Don’t get me wrong (updated)

I love my little Apple Wireless Chiclet Keyboard. But it — particularly this UK model I’ve got (compare the layouts here), which was the only one Apple Switzerland would sell me that had the Y and Z keys and most of the punctuation in the right places — has got to be the worst Emacs keyboard I’ve ever used.

Of course trying to work with it in my lap while slouched in an IKEA POÄNG might not be the best idea either.


Update: On closer inspection, that’s not my keyboard either — it shares some of the annoyances, but not all. I’ll have to take a picture.

Adult leadership

Just for grins, I recently Googled my (now-defunct) former employer and ran across this interesting series of comments on a Seattle Post-Intelligencer venture capital blog.

All I’ll say is, it’s nice to be working for a profitable company with a CEO that’s interested in the product.

(Okay that, and that, pace the last anonymous commenter, I can imagine at least three or four of my former co-workers making those earlier posts.)

13949712720901ForOSX (updated)

(Crossposted to Chrononautic Log.)

I’m hoping I’ll have time to post the handful of pictures I took in Antwerp before I head back to Pacific Standard Time on Sunday, and maybe give a more full report on the trip. But one thing my voyage to the City of Eternal Night did was remind me was that once upon a time (in the age of innocence, you know, before Condé Nast bought Wired magazine) I thought technology was fun. It also made me think maybe I wasn’t, back then, just being young and Slashdot.

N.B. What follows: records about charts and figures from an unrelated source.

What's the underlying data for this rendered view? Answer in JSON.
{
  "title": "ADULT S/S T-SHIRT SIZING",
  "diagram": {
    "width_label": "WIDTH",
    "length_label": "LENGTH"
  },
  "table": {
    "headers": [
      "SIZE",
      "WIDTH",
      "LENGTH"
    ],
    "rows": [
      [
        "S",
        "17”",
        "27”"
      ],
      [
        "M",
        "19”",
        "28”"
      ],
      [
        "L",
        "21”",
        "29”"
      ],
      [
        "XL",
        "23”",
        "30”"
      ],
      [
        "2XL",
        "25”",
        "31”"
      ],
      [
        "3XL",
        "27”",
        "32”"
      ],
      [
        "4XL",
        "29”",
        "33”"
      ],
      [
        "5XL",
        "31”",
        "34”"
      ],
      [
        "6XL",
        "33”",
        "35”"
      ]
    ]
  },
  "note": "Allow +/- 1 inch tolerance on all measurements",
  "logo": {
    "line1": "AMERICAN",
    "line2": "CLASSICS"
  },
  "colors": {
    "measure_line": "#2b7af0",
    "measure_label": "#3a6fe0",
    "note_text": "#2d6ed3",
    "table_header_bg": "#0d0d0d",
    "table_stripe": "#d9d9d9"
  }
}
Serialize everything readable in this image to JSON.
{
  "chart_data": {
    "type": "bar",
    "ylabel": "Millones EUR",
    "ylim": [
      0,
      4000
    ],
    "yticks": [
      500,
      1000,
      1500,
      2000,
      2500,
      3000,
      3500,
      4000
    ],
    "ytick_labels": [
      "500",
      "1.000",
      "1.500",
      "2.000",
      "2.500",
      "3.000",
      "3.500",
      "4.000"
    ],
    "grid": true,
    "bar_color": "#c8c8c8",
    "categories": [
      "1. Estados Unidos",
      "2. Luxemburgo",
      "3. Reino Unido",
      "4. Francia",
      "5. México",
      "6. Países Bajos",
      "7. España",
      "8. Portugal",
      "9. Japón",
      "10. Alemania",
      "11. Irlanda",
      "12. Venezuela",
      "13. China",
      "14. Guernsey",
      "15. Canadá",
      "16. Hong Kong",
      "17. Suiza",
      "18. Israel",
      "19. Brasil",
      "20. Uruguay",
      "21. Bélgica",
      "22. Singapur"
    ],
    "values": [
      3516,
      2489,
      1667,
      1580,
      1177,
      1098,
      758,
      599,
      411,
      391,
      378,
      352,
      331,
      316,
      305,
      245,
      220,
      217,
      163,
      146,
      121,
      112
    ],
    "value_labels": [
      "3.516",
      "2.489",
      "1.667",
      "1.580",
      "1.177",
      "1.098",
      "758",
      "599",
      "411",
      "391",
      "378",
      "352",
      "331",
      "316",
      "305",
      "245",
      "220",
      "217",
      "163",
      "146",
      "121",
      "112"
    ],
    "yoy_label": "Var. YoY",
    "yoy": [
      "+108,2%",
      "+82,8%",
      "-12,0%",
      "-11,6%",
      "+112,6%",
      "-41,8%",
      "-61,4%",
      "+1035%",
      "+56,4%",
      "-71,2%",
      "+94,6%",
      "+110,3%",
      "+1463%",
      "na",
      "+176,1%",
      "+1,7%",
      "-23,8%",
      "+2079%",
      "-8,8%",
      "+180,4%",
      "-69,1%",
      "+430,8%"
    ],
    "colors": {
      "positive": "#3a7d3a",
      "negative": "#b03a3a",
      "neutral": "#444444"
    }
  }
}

I came back to programming after grad school with the idea that it was an interlude, that I’d work for a year or two, pay off some bills, and then do something classy, like move to Berkeley or Ann Arbor and get myself a history PhD. Seven years, one popped tech bubble, one layoff, three jobs and a lot of credit cards later, I realize I’ve still been thinking of my day job that way, as something temporary, despite all evidence to the contrary.

The way I see it, I’ve got two realistic choices.

  1. There are six million professional Java programmers working today. All six million of those programmers are busily pumping new code into everything from the back ends of hedge funds to the front end of the Large Hadron Collider, and if the past is any guide, a lot of that code will be around, and needing maintenance, for a long, long time. I’d say right now, conservatively, I’m probably in the top half million. I can probably keep shuffling from day job to day job, without giving any serious thought to career security, for another fifteen or twenty years — at which point I’ll suddenly become totally unemployable, but we can burn that bridge when we get to it (and anyway, with luck I’ll be in management by then).
  2. From the edge of the crowd, it’s easy to lose sight of the fact that somewhere in the middle things are actually happening, that interesting people are doing interesting work, that writing software can be interesting in itself and not just necessary drudgery on the way to having software that (one always hopes, though in practice it’s often far, far from the case) does something interesting. The question is how to get to that place and become one of those people — at least, to find out where I really fall among that six million. (Apart from the obvious way, that is, which would be to start life over fifteen years ago and get a PhD in computer science from Carnegie Mellon.)

At minimum, option 2 probably involves — at some point — moving back to Silicon Valley. (Compare: film::LA, publishing::NYC, politics::DC, oil::Houston. Yes, you can do good work elsewhere, but you’re just not going to find the same support network or the same concentration of the top people in the field.) That would feel a little weird, but it wouldn’t necessarily be a disaster. Anywhere with a wide selection of good Mexican, Chinese, Japanese, Vietnamese, Ethiopian, Afghani and Indian food can’t be all bad.

But that decision’s at least a year or two off. In the mean time, I can at least start paying some attention to tech issues again. At some point maybe I’ll start a second blog [Update: Ye’re lookin’ at it], so as not to bore all of you folks with natter about closures and superpackages and run-time type inference. Till then, well, you’ll just have to put up with the occasional incomprehensible post title — complete with incomprehensible context:

Dear Apple,

How am I supposed to make any progress in my career when you still haven’t ported Java 6 to the Mac?